- Classification: Protestant
- Orientation: Reformed
- Theology: Reformed
- Governance: Policy Governance
- Region: United States
- Origin: 2021
- Congregations: 192
- Official website: arc21.org

= Alliance of Reformed Churches =

Christian denomination

The Alliance of Reformed Churches is a Reformed Christian denomination formed in 2021, currently with 192 churches. The Alliance operates under a policy governance model. Alliance churches describe their mission as pursuing innovative ways to engage a changing world with the Gospel while holding to Reformed theology.

==History==
In the 2010s, the Reformed Church in America (RCA) faced pressure to clarify its position on same-sex marriage and homosexuality. Specifically, there were disputes over what ramifications should exist over clergy conducting same sex weddings, which were being permitted by individual local classes [presbyteries] even while it was against a broader denominational doctrine and policy.

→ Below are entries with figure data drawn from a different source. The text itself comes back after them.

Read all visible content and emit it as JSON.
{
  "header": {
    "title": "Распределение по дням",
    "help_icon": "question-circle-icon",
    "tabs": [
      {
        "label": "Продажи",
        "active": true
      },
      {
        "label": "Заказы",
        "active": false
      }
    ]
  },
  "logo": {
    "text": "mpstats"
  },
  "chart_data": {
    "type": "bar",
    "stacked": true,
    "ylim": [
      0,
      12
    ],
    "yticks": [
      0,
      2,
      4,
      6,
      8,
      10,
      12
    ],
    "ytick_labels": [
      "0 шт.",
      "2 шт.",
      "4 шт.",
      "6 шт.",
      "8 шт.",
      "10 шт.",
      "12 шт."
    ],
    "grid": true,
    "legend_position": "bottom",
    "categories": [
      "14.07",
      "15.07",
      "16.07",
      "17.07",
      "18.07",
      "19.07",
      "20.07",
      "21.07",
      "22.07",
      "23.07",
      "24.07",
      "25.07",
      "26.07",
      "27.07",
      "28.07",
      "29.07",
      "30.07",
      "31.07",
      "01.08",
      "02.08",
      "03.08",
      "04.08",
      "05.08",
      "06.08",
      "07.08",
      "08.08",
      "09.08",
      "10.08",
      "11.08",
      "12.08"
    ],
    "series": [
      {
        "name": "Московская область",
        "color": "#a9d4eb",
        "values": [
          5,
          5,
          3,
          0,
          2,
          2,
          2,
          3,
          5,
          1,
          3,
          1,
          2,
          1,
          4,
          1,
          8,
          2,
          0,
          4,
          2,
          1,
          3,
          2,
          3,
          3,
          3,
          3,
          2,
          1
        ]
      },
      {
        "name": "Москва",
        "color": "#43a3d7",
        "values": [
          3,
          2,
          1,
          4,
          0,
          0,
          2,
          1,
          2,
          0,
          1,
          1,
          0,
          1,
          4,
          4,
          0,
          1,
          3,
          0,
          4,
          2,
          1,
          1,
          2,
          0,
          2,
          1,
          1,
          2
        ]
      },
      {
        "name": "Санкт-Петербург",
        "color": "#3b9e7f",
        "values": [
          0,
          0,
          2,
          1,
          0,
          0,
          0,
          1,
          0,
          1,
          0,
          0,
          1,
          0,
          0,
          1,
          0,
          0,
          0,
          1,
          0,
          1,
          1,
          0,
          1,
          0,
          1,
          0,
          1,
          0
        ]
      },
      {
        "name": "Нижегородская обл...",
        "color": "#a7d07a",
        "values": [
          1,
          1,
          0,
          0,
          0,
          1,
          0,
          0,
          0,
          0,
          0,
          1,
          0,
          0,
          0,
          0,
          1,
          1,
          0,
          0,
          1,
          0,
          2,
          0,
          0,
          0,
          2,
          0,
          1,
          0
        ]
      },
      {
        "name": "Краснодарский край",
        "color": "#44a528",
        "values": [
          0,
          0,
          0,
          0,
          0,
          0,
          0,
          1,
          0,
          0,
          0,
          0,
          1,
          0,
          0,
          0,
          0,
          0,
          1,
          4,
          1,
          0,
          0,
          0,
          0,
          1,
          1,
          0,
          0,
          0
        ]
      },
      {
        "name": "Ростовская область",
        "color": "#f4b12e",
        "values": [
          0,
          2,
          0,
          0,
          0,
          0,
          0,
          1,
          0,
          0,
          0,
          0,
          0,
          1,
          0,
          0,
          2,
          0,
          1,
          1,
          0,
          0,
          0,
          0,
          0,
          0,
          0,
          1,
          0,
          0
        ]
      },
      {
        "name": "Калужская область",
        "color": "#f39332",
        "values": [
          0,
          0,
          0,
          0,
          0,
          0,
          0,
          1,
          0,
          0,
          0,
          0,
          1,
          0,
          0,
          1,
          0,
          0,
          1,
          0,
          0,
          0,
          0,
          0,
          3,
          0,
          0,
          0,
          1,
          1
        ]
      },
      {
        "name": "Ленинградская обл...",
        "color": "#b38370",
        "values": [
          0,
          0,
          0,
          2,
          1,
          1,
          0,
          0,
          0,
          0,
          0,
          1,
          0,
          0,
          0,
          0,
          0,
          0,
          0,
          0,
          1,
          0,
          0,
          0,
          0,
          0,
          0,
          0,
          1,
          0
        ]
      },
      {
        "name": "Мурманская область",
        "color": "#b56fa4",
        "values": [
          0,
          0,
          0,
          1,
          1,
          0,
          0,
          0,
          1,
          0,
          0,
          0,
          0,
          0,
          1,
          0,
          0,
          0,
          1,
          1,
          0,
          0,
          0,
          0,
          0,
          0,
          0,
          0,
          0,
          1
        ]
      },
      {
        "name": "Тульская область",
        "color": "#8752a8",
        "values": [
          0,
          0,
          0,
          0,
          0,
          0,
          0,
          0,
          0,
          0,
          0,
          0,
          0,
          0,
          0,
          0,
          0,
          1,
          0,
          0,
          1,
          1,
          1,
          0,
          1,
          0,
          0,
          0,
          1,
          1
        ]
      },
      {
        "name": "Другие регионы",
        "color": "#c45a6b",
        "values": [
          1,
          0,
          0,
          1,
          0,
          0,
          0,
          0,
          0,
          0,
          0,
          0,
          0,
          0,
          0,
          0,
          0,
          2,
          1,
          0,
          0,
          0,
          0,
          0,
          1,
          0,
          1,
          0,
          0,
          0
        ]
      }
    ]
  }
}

In 2021, after failing to find an agreement amongst the RCA's diverse membership, there emerged a growing dissatisfaction from the more conservative members, who saw with the RCA's inability to deal with enforcement as implicit permission for churches to celebrate same-sex marriage when they form classes that support this conduct.

In response, 55 congregations seeking a new direction departed the RCA in 2021 and formed the Alliance of Reformed Churches. The Alliance was initially co-led by Dan Ackerman and Tim Vink, who helped guide the denomination through its founding period. Following their tenure, Greg Alderman became the Executive Director. Since its formation, the Alliance has seen steady growth, welcoming other churches who shares its commitment to being a Reformed Evangelical family of churches.

==Doctrine==
The Alliance affirms the Apostles' Creed, Athanasian Creed and Niceno-Constantinopolitan Creed. It considers the ordination of women as a matter for the individual church. However, the majority of local churches do not ordain female clergy.

It subscribes to the Heidelberg Catechism, the Belgic Confession, the Canons of Dort, and the Belhar Confession. It also subscribes to the Great Lakes Catechism on Marriage and Sexuality.

== Strategic Priorities ==
The Alliance identifies three strategic priorities: making disciples, equipping leaders, and multiplying ministries.